# Iron rusts according to the following reaction: 4Fe (s) + 3O_2 (g) + 4H_2O -> 2Fe_2O_3(H_2O)_2. If 1.4 liters of oxygen were added to excess water and iron at a pressure of 0.97 atms and a temperature of 55 C, how many grams of iron would rust?

Jun 13, 2018

#### Explanation:

Let us readdress it....iron metal is oxidized to $F {e}_{2} {O}_{3}$...

$2 F e \left(s\right) + 3 {H}_{2} O \left(l\right) \rightarrow F {e}_{2} {O}_{3} + 6 {H}^{+} + 6 {e}^{-}$ $\left(i\right)$

Dioxygen is reduced to water...

$\frac{1}{2} {O}_{2} + 2 {H}^{+} + 2 {e}^{-} \rightarrow {H}_{2} O \left(l\right)$ $\left(i i\right)$

And $1 \times \left(i\right) + 3 \times \left(i i\right)$ gives....

$2 F e \left(s\right) + \cancel{3 {H}_{2} O \left(l\right)} + \frac{3}{2} {O}_{2} + \cancel{6 {H}^{+}} + \cancel{6 {e}^{-}} \rightarrow F {e}_{2} {O}_{3} + \cancel{6 {H}^{+}} + \cancel{3 {H}_{2} O \left(l\right)} + \cancel{6 {e}^{-}}$

…. and we cancel to give...

$2 F e \left(s\right) + \frac{3}{2} {O}_{2} \rightarrow F {e}_{2} {O}_{3}$

And note that this equation assumes COMPLETE oxidation....iron oxide chemistry, i.e. rust chemistry is a very broad church...and many iron oxides and hydrous oxides are known. And so we calculate the moles of dioxygen gas....and plug this value back into the given equation....

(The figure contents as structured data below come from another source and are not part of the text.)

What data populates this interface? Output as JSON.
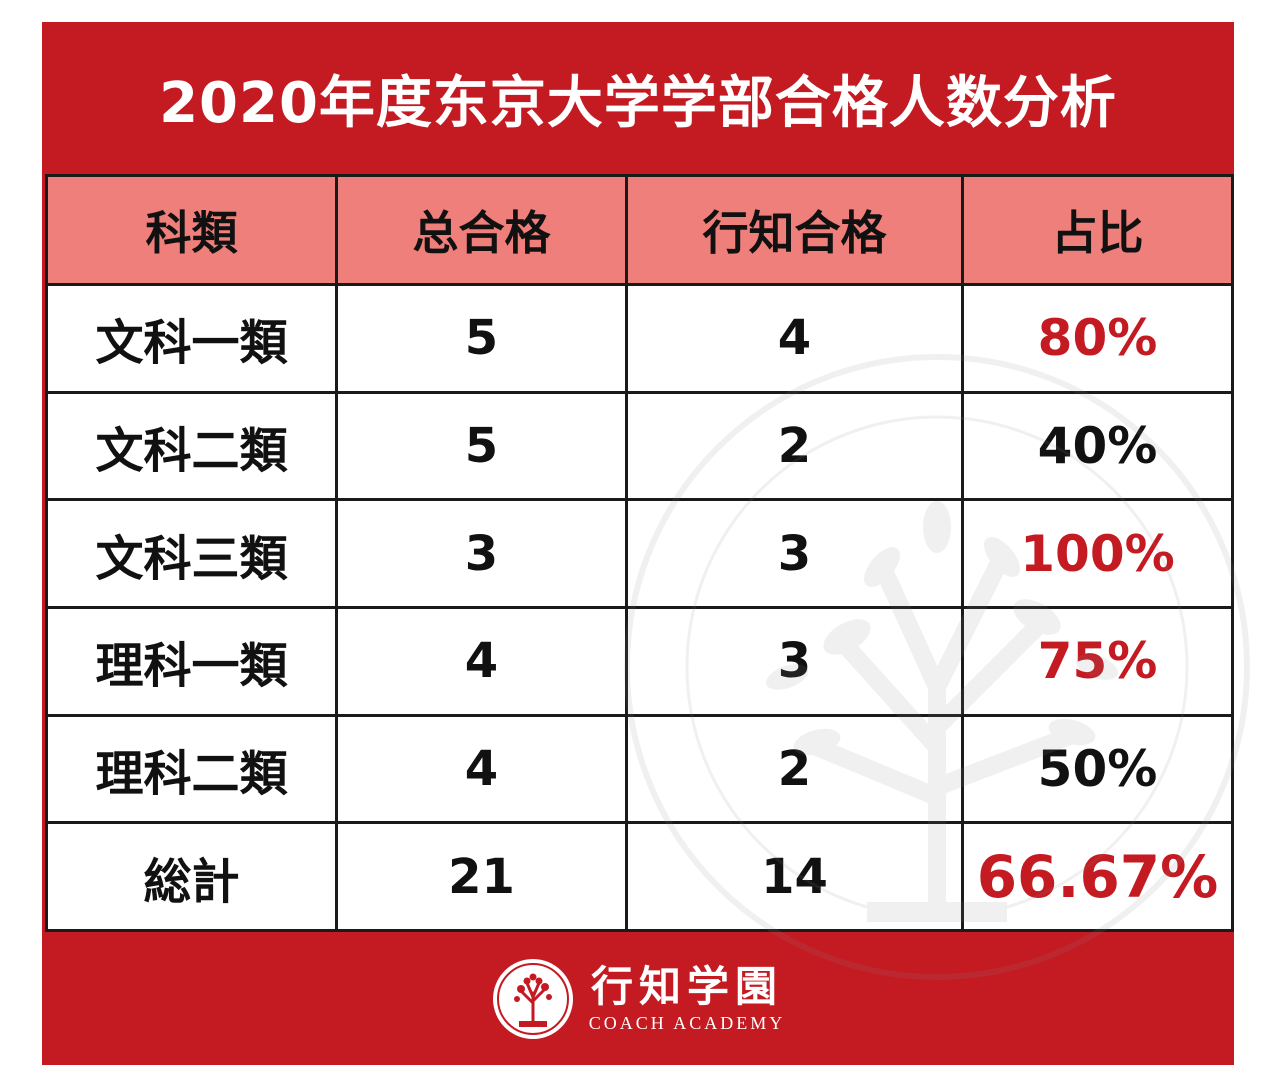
{
  "title": "2020年度东京大学学部合格人数分析",
  "columns": [
    "科類",
    "总合格",
    "行知合格",
    "占比"
  ],
  "rows": [
    {
      "category": "文科一類",
      "total": "5",
      "coach": "4",
      "ratio": "80%",
      "ratio_color": "#c41a22"
    },
    {
      "category": "文科二類",
      "total": "5",
      "coach": "2",
      "ratio": "40%",
      "ratio_color": "#111111"
    },
    {
      "category": "文科三類",
      "total": "3",
      "coach": "3",
      "ratio": "100%",
      "ratio_color": "#c41a22"
    },
    {
      "category": "理科一類",
      "total": "4",
      "coach": "3",
      "ratio": "75%",
      "ratio_color": "#c41a22"
    },
    {
      "category": "理科二類",
      "total": "4",
      "coach": "2",
      "ratio": "50%",
      "ratio_color": "#111111"
    },
    {
      "category": "総計",
      "total": "21",
      "coach": "14",
      "ratio": "66.67%",
      "ratio_color": "#c41a22"
    }
  ],
  "footer": {
    "brand_cn": "行知学園",
    "brand_en": "COACH ACADEMY",
    "logo_icon": "tree-seal-icon"
  },
  "watermark": {
    "icon": "corporation-seal-watermark-icon"
  },
  "colors": {
    "frame": "#c41a22",
    "header_bg": "#ef7f7a",
    "highlight": "#c41a22"
  }
}
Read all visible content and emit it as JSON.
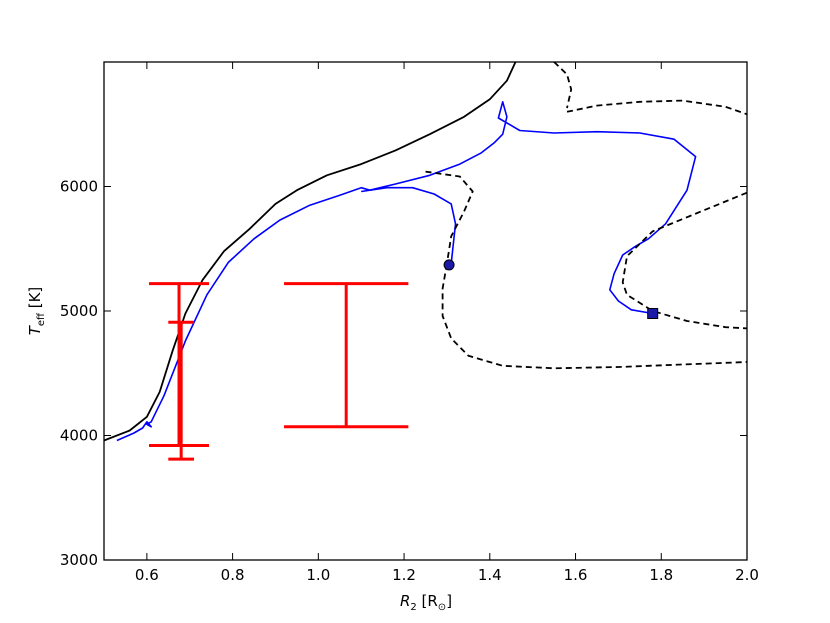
{
  "chart_data": {
    "type": "line",
    "xlabel": "R_2 [R_⊙]",
    "ylabel": "T_eff [K]",
    "xlim": [
      0.5,
      2.0
    ],
    "ylim": [
      3000,
      7000
    ],
    "xticks": [
      "0.6",
      "0.8",
      "1.0",
      "1.2",
      "1.4",
      "1.6",
      "1.8",
      "2.0"
    ],
    "xtick_values": [
      0.6,
      0.8,
      1.0,
      1.2,
      1.4,
      1.6,
      1.8,
      2.0
    ],
    "yticks": [
      "3000",
      "4000",
      "5000",
      "6000"
    ],
    "ytick_values": [
      3000,
      4000,
      5000,
      6000
    ],
    "grid": false,
    "colors": {
      "black_track": "#000000",
      "blue_track": "#0000ff",
      "dashed_track": "#000000",
      "error_bars": "#ff0000",
      "marker_fill": "#1a1aa6"
    },
    "series": [
      {
        "style": "solid-black",
        "x": [
          0.5,
          0.56,
          0.6,
          0.63,
          0.66,
          0.69,
          0.73,
          0.78,
          0.84,
          0.9,
          0.95,
          1.02,
          1.1,
          1.18,
          1.26,
          1.34,
          1.4,
          1.44,
          1.46
        ],
        "y": [
          3960,
          4040,
          4150,
          4350,
          4680,
          4980,
          5250,
          5480,
          5660,
          5860,
          5970,
          6090,
          6180,
          6290,
          6420,
          6560,
          6700,
          6850,
          7000
        ]
      },
      {
        "style": "solid-blue",
        "x": [
          0.53,
          0.57,
          0.59,
          0.6,
          0.61,
          0.6,
          0.61,
          0.64,
          0.69,
          0.74,
          0.79,
          0.85,
          0.91,
          0.98,
          1.05,
          1.1,
          1.12,
          1.18,
          1.26,
          1.33,
          1.38,
          1.41,
          1.43,
          1.44,
          1.43,
          1.42,
          1.47,
          1.55,
          1.65,
          1.75,
          1.83,
          1.88,
          1.86,
          1.81,
          1.77,
          1.74,
          1.71,
          1.69,
          1.68,
          1.7,
          1.73,
          1.78
        ],
        "y": [
          3960,
          4020,
          4060,
          4110,
          4070,
          4090,
          4110,
          4320,
          4760,
          5130,
          5390,
          5580,
          5730,
          5850,
          5930,
          5990,
          5970,
          6020,
          6090,
          6180,
          6270,
          6350,
          6420,
          6560,
          6680,
          6550,
          6450,
          6430,
          6440,
          6430,
          6380,
          6240,
          5970,
          5700,
          5580,
          5520,
          5450,
          5300,
          5170,
          5080,
          5010,
          4980
        ]
      },
      {
        "style": "solid-blue",
        "x": [
          1.1,
          1.16,
          1.22,
          1.27,
          1.29,
          1.31,
          1.32,
          1.31
        ],
        "y": [
          5960,
          5990,
          5990,
          5940,
          5900,
          5860,
          5700,
          5380
        ]
      },
      {
        "style": "dashed-black",
        "x": [
          1.25,
          1.33,
          1.36,
          1.34,
          1.31,
          1.3
        ],
        "y": [
          6120,
          6080,
          5960,
          5800,
          5600,
          5380
        ]
      },
      {
        "style": "dashed-black",
        "x": [
          1.3,
          1.29,
          1.29,
          1.31,
          1.35,
          1.43,
          1.55,
          1.7,
          1.85,
          2.0
        ],
        "y": [
          5380,
          5180,
          4960,
          4780,
          4640,
          4560,
          4540,
          4550,
          4570,
          4590
        ]
      },
      {
        "style": "dashed-black",
        "x": [
          1.55,
          1.58,
          1.59,
          1.58
        ],
        "y": [
          7000,
          6900,
          6780,
          6630
        ]
      },
      {
        "style": "dashed-black",
        "x": [
          1.58,
          1.65,
          1.75,
          1.85,
          1.95,
          2.0
        ],
        "y": [
          6600,
          6650,
          6680,
          6690,
          6640,
          6580
        ]
      },
      {
        "style": "dashed-black",
        "x": [
          2.0,
          1.9,
          1.78,
          1.72,
          1.71,
          1.72,
          1.78,
          1.86,
          1.95,
          2.0
        ],
        "y": [
          5950,
          5810,
          5640,
          5440,
          5230,
          5130,
          5000,
          4920,
          4870,
          4860
        ]
      }
    ],
    "markers": [
      {
        "shape": "circle",
        "x": 1.305,
        "y": 5370
      },
      {
        "shape": "square",
        "x": 1.78,
        "y": 4980
      }
    ],
    "error_bars": [
      {
        "x": 0.675,
        "ylow": 3920,
        "yhigh": 5220,
        "xhalf": 0.07
      },
      {
        "x": 0.68,
        "ylow": 3810,
        "yhigh": 4910,
        "xhalf": 0.03
      },
      {
        "x": 1.065,
        "ylow": 4070,
        "yhigh": 5220,
        "xhalf": 0.145
      }
    ]
  }
}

${n}_{\text{dioxygen}} = \frac{P V}{R T} = \frac{0.97 \cdot a t m \times 1.4 \cdot L}{0.0821 \cdot \frac{L \cdot a t m}{K \cdot m o l} \cdot 328.15 \cdot K} \cong 0.05 \cdot m o l$....and given the equation...$\frac{4}{3} \cdot \text{equiv}$ of iron metal will oxidize...approx. $4 \cdot g$..